We recommend you monitor your production deployment of yente and set up alerting in order to make sure your deployment is operational and serving up-to-date data.

Service health endpoints

yente provides standard health check endpoints:

  • /healthz: Returns 200 OK if the Python application is responsive. Use this for basic liveness probes.
  • /readyz: Returns 200 OK if the search index is available and searchable. Use this for readiness probes to ensure the service doesn't receive traffic before the initial indexing is complete.

Note that /readyz will return 200 OK even if the index is stale, as long as it is searchable. Read on for how to monitor data freshness.

Monitoring catalog and index freshness

To ensure that your yente instance is serving the latest data and that the indexing process is working correctly, you should monitor the state of the data catalog and the search index.
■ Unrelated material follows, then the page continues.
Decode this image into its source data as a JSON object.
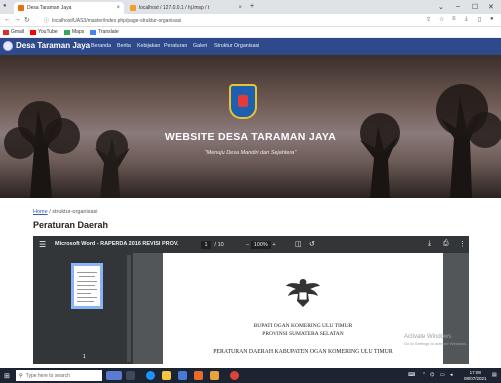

The /catalog endpoint provides information about the datasets configured in your instance and their current indexing status. If you're running yente with the default configuration, indexing the default collection usually looks something like this:

{
  "datasets": [
    {
      "name": "default",
      "title": "OpenSanctions",
      "updated_at": "2024-01-27T12:54:18",
      "version": "20260127125418-igl",
      "index_version": "20260127125418-igl",
      "index_current": true,
      "load": true
      // ...
    },
  ],
  "current": ["default"],
  "outdated": [],
  "index_stale": false
}

A few fields are of interest here:

  • updated_at: The timestamp when the dataset was last updated, i.e. the timestamp of the latest available version in the catalog.
  • version: The version identifier for the latest available data for this dataset.
  • index_version: The version identifier of the data currently loaded in the search index.
  • index_current: A boolean indicating if index_version matches version.
  • index_stale: If any datasets configured to be indexed have index_current: false, index_stale will be true and those datasets will be in outdated

For monitoring purposes, I suggest you do the following:

  • Check that updated_at is at most X time old. This will alert you if the catalog isn't being updated anymore (or the default collection hasn't published any new data in that time). We suggest 24 hours to account for any transient issues.
  • Check if index_stale. This will let you know if something is preventing new data from being indexed and made searchable.

Note that both are required: if catalog updates are broken, yente will never know that a new version of a dataset has been published, and consequently never mark the index as stale.